Ziraat Mühendisleri Odası Genel Başkanı Baki Remzi Suiçmez de tarımın dünü bugünü ve geleceği hakkında değerlendirmelerde bulundu.
Emek Partisi Genel Başkanı Ercüment Akdeniz ise, “AKP’nin ajandasında, tarımsal üretim, dağıtım ve pazarlamada rol oynayan tüm kurumların satılması, tarım desteklerinin atılması, küçük üreticilerin tarım şirketlerinin karşısında korunmasız bırakılması vardır. Tohumdan, yeme, ilaçtan gübreye dışa bağımlılığın artması… Gıda güvenliğinin yerine tedarikçilik vardır” diye konuştu.
Toplantıya Türkiye’nin farklı bölgelerinden katılan çiftçiler, ektikleri ürünlerde yaşadıkları sorunları şöyle anlattı:
"İKİ FİRMA ŞU ANDA TARIM KREDİLERE ET VERİYOR, ZARARI DEVLET ÖDÜYOR"
Suluova Besiciler Kooperatifi Başkanı Kenan Ağcıhan: Ülke zor durumda, adam kalkmış gitmiş Endonezya’da tarım üretiyor. Beşli çete Tarım Bakanlığı’nda çok. Cumhurbaşkanı, ‘Eti yüzde 30 düşürdük’… Ya neyi düşürdün? İki firmadan eti alıyor. İki firma şu anda Tarım Kredilere et veriyor, zararı devlet ödüyor. Biz de bağırıyoruz, diyoruz ki ‘Sayın Cumhurbaşkanım halktan al’. Şu anda Tarım Bakanlığı’nın internet sitesinde bir kilo et 120 lira maliyeti var. Şu anda 100 liraya satamıyoruz. Bu zararı kim ödeyecek?

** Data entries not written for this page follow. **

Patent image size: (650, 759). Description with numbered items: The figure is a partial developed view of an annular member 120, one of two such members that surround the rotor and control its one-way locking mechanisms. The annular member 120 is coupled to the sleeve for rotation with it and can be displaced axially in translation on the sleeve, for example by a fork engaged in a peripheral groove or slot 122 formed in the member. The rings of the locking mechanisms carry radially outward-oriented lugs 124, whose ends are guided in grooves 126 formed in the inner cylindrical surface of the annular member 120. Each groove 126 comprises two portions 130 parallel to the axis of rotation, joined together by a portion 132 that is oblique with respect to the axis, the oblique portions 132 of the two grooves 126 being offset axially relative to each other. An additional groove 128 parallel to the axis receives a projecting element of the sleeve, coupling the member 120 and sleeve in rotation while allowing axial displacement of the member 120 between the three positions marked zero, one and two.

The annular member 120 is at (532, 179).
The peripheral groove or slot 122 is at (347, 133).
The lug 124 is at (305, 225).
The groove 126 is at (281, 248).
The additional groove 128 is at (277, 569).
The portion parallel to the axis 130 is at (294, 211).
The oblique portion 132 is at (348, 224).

"BİR YIL İÇERİNDE 1,5 MİLYON İNEK KESİLDİ"
Besici Metin Öz: Hayvancılıkta en büyük gider yem. Yemin içerisinde mısır, buğday, arpa, soya var. Mısır Amerika’dan, soya Arjantin’den geliyor. Buğdayımız Rusya’dan, ayçiçeği küspemiz Ukrayna’dan geliyor. Hatta bir ara savaştan dolayı ayçiçeği küspesi gelmedi, yolunu gözledik. Bu zararların sonucunda da küçük aile işletmeleri dayanamadılar, inekleri kesime yolladılar. Şu bir yıl içerinde 1,5 milyon inek kesildi. Bir ineğin kesilmesi, gıda güvenliği meselesidir. İnek olmazsa buzağısı olmaz, et olmaz, süt olmaz.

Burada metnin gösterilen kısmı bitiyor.